Phillip Gort of Switzerland grabs his bag from a small table in his hostel room of what was formerly the Carleton County Jail in downtown Ottawa, Thursday May 22, 2008.
One of the more infamous inmates at the prison was Patrick J. Whelan, who was convicted and sentenced to hang for the murder of Thomas D’Arcy McGee. Some people to this day believe Whelan was subjected to an unfair trial and hanged for a crime he didn’t commit. Whelan has executed on Feb. 11, 1869, in front of around 5,000 people.
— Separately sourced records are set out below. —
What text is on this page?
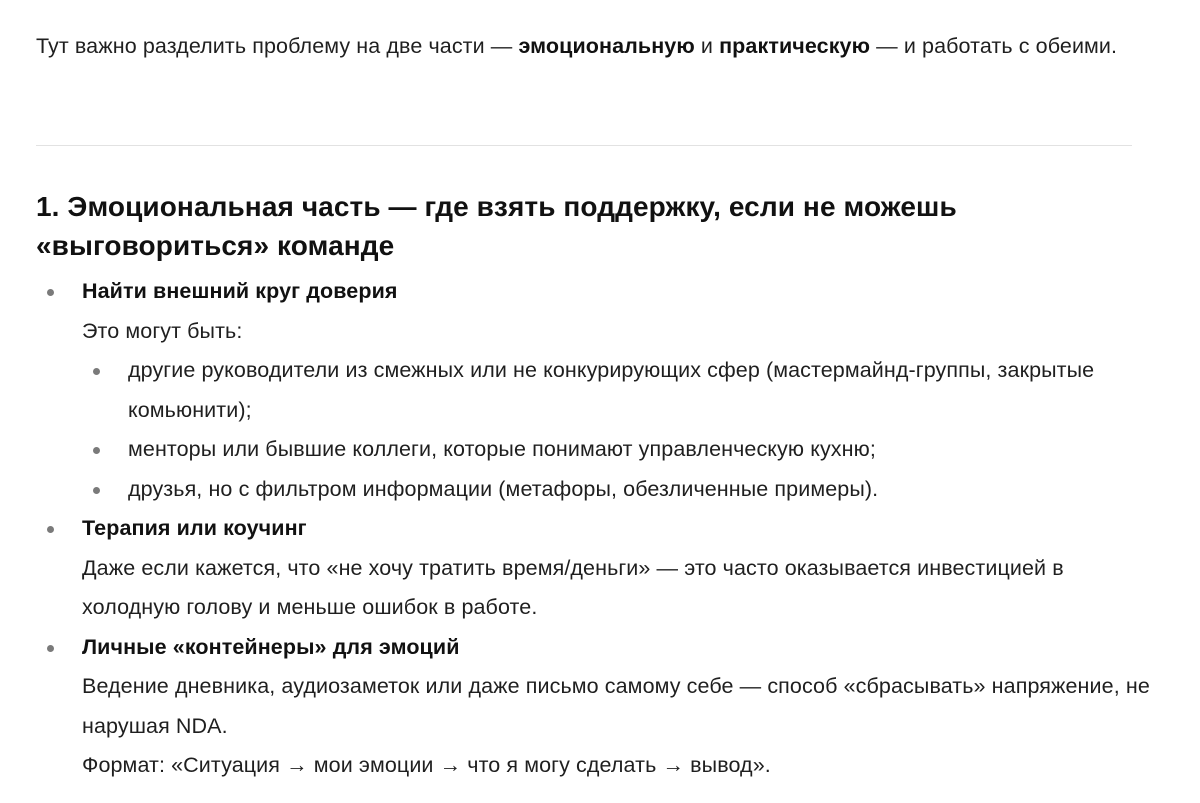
Тут важно разделить проблему на две части — эмоциональную и практическую — и работать с обеими.

1. Эмоциональная часть — где взять поддержку, если не можешь «выговориться» команде
Найти внешний круг доверия
Это могут быть:
другие руководители из смежных или не конкурирующих сфер (мастермайнд-группы, закрытые комьюнити);
менторы или бывшие коллеги, которые понимают управленческую кухню;
друзья, но с фильтром информации (метафоры, обезличенные примеры).
Терапия или коучинг
Даже если кажется, что «не хочу тратить время/деньги» — это часто оказывается инвестицией в холодную голову и меньше ошибок в работе.
Личные «контейнеры» для эмоций
Ведение дневника, аудиозаметок или даже письмо самому себе — способ «сбрасывать» напряжение, не нарушая NDA.
Формат: «Ситуация → мои эмоции → что я могу сделать → вывод».
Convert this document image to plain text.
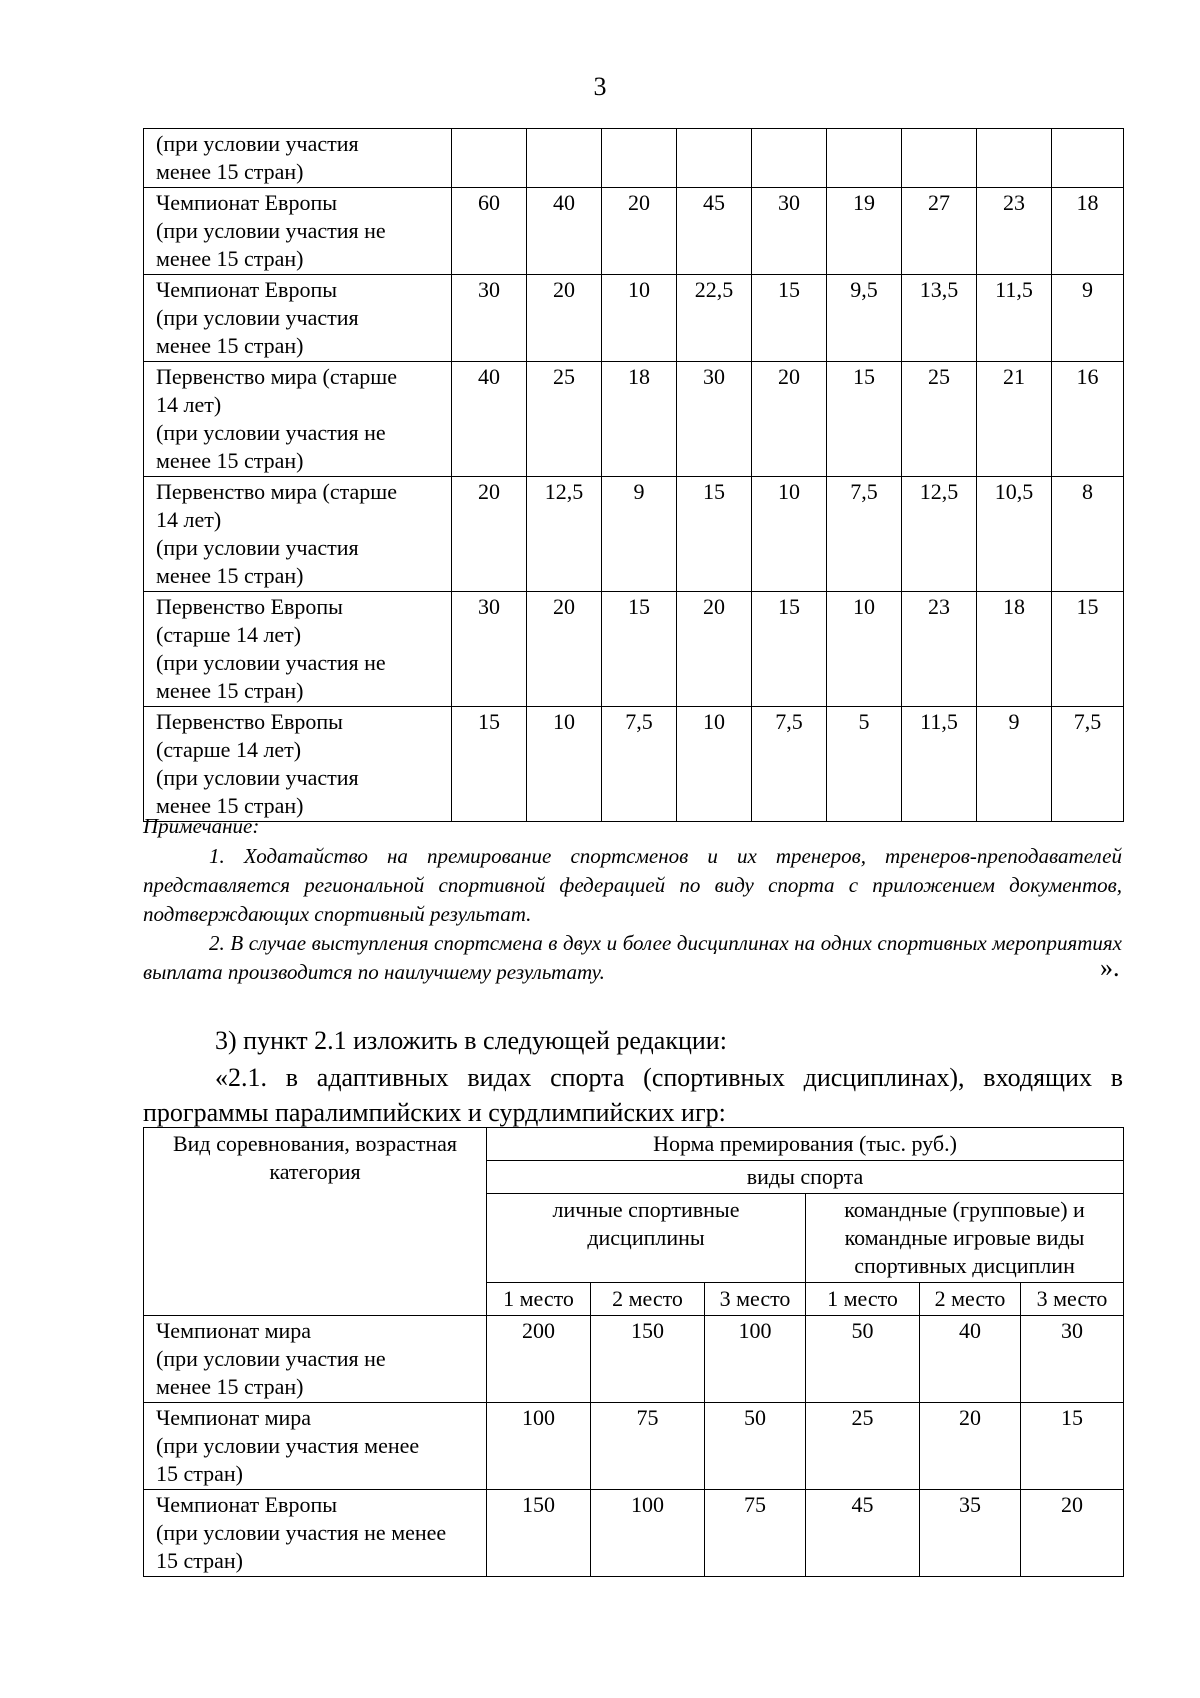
3
(при условии участия
менее 15 стран)									
Чемпионат Европы
(при условии участия не
менее 15 стран)	60	40	20	45	30	19	27	23	18
Чемпионат Европы
(при условии участия
менее 15 стран)	30	20	10	22,5	15	9,5	13,5	11,5	9
Первенство мира (старше
14 лет)
(при условии участия не
менее 15 стран)	40	25	18	30	20	15	25	21	16
Первенство мира (старше
14 лет)
(при условии участия
менее 15 стран)	20	12,5	9	15	10	7,5	12,5	10,5	8
Первенство Европы
(старше 14 лет)
(при условии участия не
менее 15 стран)	30	20	15	20	15	10	23	18	15
Первенство Европы
(старше 14 лет)
(при условии участия
менее 15 стран)	15	10	7,5	10	7,5	5	11,5	9	7,5
Примечание:
1. Ходатайство на премирование спортсменов и их тренеров, тренеров-преподавателей представляется региональной спортивной федерацией по виду спорта с приложением документов, подтверждающих спортивный результат.
2. В случае выступления спортсмена в двух и более дисциплинах на одних спортивных мероприятиях выплата производится по наилучшему результату.	».
3) пункт 2.1 изложить в следующей редакции:
«2.1. в адаптивных видах спорта (спортивных дисциплинах), входящих в программы паралимпийских и сурдлимпийских игр:
Вид соревнования, возрастная категория	Норма премирования (тыс. руб.)					
	виды спорта					
	личные спортивные дисциплины			командные (групповые) и командные игровые виды спортивных дисциплин		
	1 место	2 место	3 место	1 место	2 место	3 место
Чемпионат мира
(при условии участия не
менее 15 стран)	200	150	100	50	40	30
Чемпионат мира
(при условии участия менее
15 стран)	100	75	50	25	20	15
Чемпионат Европы
(при условии участия не менее
15 стран)	150	100	75	45	35	20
The final execution at the jail took place in 1946 and the gallows are still intact and fully functional.
Staff and guests have reported seeing Whalen standing at the end of their beds, watching them or in his holding cell, destined to walk the halls of the place he believes he was unfairly imprisoned.
Nestled along the Rideau Canal between the Chateau Laurier and Parliament Hill is another haunted hotbed, the Bytown Museum. First constructed in 1827, the building that houses the museum is the oldest remaining stone building in Ottawa.
Cyclists ride by the Bytown Museum (right) that sits below the Chateau Laurier Hotel in downtown Ottawa, Thursday May 22, 2008.
One of the more prominent reported ghosts in the building is former supply manager Duncan McNab, who worked during the construction of the canal. Staff and visitors have reported doors shaking almost off their hinges, porcelain dolls that cry and footsteps up and down the stairs from the first floor to the second. Some also claim that Colonel John By also haunts the building.
A tragic death is the source of the haunting of this mill in Manotick. The mill was fully completed in 1861 by founders Joseph Merrill Currier and Moss Kent Dickinson — also the founder of the surrounding town of Manotick — as one of several in the area.
Watson’s mill in Manotick has been reported as one of the most haunted places in the city. Visitors claim that on dreary days, a woman who was tragically killed at the mill can be seen staring out the second-floor windows.
Tragically, shortly after the mill was completed, Currier brought his young wife, Ann Crosby, on a tour of the mill. Partway through the tour, while the couple was on the second floor, Crosby’s dress became tangled in the moving machinery and she was slammed against a support post and killed instantly.
Visitors have reported hearing footsteps coming from the second floor and on dreary days, some say they have seen Crosby staring out the windows, looking at the world she never got to fully experience.